Je te confirme que le premier oral était catastrophique. Tu ne semblais pas y croire toi-même. Tu avais des connaissances sur le système judiciaire japonais et sur la culture du Japon, mais tu ne les mettais pas en avant. Du coup, nous étions déçus, mais impressionnés par ce que tu savais… Il fallait apprendre à construire ton argumentaire et tes réponses.
À l’époque des premiers oraux, en février ou début mars, tu étais confiante ?
Pas du tout. J’ai une personnalité timide donc passer devant d’autres personnes, c’était vraiment difficile. Mais en y allant toutes les semaines, on se voit progresser et on prend confiance en soi.
À ton avis, qu’est-ce qui n’allait pas ?
Je pense que lors des premiers oraux blancs, je n’étais pas assez préparée. J’avais un peu pris ça à la légère, puisque je travaillais déjà dans mes matières pour le bac. Là, c’est une question de volonté. Je voulais finir le travail que j’avais commencé et donc, quand j’ai raté mes premiers oraux, j’ai voulu me reprendre, ne pas en rester là pour être fière de moi.
Qu’est-ce que tu as appris à l’atelier Sciences Po ?
La chose la plus importante qu’on apprend au final, c’est : quelles sont nos faiblesses et comment les combler ? On est mis face à tout ce flux d’information et on doit apprendre à tout classer pour choisir minutieusement chaque article pour construire notre sujet, notre réflexion. Je me suis rendu compte que j’avais beaucoup de lacunes en termes d’organisation, de réflexion, sur la manière d’aborder les sujets et sur le vocabulaire que j’employais. À la fin de l’année scolaire, à partir du mois d’avril, j’avais pu surpasser toutes ses faiblesses et je savais que ça allait beaucoup jouer sur mes études que ce soit à Sciences Po ou ailleurs.
Et puis, mi-mars, il y a l’oral d’admissibilité… Les choses sérieuses, quoi.
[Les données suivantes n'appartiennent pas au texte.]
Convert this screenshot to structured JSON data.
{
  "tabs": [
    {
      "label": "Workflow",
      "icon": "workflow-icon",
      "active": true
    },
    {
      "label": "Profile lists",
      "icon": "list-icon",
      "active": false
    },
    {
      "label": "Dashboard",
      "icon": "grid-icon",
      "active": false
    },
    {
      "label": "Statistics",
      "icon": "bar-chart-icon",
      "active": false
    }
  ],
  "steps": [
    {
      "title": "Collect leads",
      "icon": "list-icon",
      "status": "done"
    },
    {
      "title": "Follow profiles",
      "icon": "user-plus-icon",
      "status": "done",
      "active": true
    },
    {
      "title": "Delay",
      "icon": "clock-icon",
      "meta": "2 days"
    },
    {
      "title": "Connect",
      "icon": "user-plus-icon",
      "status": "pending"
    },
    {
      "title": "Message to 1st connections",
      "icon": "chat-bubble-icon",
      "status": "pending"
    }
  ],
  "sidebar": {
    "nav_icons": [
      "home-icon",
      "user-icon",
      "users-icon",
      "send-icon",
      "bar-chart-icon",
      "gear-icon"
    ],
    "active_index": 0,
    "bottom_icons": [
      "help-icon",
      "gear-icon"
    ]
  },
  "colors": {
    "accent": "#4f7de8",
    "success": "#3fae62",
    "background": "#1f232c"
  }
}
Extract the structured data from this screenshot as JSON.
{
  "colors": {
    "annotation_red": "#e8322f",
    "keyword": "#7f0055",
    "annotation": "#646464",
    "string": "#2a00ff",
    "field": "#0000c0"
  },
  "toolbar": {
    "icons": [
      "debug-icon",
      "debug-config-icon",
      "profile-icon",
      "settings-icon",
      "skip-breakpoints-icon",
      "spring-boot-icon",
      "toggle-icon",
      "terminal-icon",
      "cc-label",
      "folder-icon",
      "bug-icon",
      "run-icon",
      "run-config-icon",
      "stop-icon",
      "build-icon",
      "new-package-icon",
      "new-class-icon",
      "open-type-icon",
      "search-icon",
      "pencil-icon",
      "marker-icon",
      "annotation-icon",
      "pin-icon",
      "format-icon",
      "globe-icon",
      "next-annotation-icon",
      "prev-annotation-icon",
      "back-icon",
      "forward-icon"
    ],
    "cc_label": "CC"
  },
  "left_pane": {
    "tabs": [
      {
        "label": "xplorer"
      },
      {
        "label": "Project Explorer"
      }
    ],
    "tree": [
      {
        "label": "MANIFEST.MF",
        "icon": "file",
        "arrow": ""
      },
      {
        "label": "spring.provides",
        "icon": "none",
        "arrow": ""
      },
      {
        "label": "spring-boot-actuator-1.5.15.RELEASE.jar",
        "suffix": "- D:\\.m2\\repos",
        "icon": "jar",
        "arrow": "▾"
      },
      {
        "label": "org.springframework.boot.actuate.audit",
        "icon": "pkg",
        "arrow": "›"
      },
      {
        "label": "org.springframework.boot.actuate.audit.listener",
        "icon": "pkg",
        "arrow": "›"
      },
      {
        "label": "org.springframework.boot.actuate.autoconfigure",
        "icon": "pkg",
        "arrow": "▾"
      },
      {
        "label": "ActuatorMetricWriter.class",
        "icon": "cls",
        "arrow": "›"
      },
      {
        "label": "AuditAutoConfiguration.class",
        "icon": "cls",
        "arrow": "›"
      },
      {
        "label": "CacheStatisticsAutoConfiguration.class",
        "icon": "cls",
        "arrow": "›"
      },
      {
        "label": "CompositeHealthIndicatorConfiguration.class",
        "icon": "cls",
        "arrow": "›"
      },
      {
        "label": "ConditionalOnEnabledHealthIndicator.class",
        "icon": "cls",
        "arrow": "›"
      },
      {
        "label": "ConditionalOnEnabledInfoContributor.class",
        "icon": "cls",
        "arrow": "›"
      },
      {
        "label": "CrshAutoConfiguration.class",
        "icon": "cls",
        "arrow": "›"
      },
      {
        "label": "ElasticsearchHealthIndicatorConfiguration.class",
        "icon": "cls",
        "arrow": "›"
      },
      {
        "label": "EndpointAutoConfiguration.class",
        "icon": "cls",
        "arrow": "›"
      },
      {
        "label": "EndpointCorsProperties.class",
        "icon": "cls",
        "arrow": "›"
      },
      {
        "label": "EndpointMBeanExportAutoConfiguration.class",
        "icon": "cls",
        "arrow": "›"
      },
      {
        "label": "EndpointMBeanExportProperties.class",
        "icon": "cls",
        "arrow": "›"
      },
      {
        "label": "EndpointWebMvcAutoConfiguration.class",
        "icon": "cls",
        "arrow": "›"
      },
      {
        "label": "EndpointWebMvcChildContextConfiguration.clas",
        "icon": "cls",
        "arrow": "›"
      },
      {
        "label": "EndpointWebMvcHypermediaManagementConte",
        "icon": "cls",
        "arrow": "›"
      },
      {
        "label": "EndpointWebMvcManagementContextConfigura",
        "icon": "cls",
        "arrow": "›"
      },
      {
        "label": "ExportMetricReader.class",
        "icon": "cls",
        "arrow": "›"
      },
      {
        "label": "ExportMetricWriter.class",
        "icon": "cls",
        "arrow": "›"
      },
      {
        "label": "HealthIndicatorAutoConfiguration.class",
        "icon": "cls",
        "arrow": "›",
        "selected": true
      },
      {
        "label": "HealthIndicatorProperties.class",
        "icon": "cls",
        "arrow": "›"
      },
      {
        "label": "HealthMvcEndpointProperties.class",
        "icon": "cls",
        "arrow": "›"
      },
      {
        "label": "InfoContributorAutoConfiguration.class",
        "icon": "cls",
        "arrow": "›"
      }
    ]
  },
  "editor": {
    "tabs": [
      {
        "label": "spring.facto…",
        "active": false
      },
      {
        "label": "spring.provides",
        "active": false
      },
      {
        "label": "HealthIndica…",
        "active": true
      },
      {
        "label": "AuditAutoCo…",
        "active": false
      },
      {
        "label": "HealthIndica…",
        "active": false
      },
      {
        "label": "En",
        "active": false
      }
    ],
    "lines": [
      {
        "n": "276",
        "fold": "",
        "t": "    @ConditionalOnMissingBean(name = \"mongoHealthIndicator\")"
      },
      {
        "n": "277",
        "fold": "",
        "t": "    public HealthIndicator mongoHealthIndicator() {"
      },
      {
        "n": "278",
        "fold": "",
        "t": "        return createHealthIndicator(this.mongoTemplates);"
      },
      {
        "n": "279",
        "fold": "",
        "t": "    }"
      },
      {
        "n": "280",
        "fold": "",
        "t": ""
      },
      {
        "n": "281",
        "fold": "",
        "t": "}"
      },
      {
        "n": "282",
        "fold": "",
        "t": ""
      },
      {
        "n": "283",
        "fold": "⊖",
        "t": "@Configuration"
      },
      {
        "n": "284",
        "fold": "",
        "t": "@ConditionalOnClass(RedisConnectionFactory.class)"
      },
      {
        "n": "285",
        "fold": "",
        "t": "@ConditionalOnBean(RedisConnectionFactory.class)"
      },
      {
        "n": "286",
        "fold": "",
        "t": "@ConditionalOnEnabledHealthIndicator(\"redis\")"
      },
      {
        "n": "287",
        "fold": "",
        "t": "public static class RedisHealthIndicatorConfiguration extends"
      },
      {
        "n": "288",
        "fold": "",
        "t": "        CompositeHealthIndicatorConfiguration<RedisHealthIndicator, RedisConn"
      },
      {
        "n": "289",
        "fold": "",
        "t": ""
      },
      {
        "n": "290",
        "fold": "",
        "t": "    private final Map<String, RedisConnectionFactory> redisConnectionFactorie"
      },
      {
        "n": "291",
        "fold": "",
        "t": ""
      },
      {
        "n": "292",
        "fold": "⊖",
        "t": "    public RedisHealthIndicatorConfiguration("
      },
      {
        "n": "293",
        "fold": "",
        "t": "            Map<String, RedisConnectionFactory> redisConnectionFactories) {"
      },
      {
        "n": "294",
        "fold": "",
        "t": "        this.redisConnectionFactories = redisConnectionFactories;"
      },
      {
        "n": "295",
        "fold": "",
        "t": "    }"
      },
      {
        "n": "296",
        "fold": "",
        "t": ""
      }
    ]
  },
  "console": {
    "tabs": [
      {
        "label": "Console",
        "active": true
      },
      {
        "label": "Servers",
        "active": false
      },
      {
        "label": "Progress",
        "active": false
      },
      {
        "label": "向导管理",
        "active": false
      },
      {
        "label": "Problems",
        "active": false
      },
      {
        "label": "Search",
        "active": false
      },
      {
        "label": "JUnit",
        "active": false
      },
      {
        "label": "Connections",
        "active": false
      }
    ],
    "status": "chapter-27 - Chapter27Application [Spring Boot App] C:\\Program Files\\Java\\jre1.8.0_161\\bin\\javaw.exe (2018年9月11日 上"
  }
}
Quand je suis arrivée pour passer l’oral, je tremblais à cause du stress. Beaucoup de mes professeurs étaient venus m’encourager, même mon proviseur était venu. Ça m’a beaucoup rassuré. Après ça, je suis rentrée dans la salle avec tous les jurés et j’ai perdu mes moyens. Lorsque j’ai commencé mon oral, j’ai dû m’arrêter pour boire de l’eau et reprendre mon souffle. Ensuite j’ai pris quelques secondes pour me reprendre et vu que je n’avais rien à perdre, je me suis lancée. Après ce moment de flottement, tout s’est très bien passé, les idées sont revenues dans le bon ordre et j’ai pu répondre aux questions, c’était très étonnant comme les choses se sont mises en place, comme ça a basculé. Après, il y a le moment où on quitte la salle qui est vraiment agréable. On se sent fière et contente. C’est un accomplissement, un aboutissement.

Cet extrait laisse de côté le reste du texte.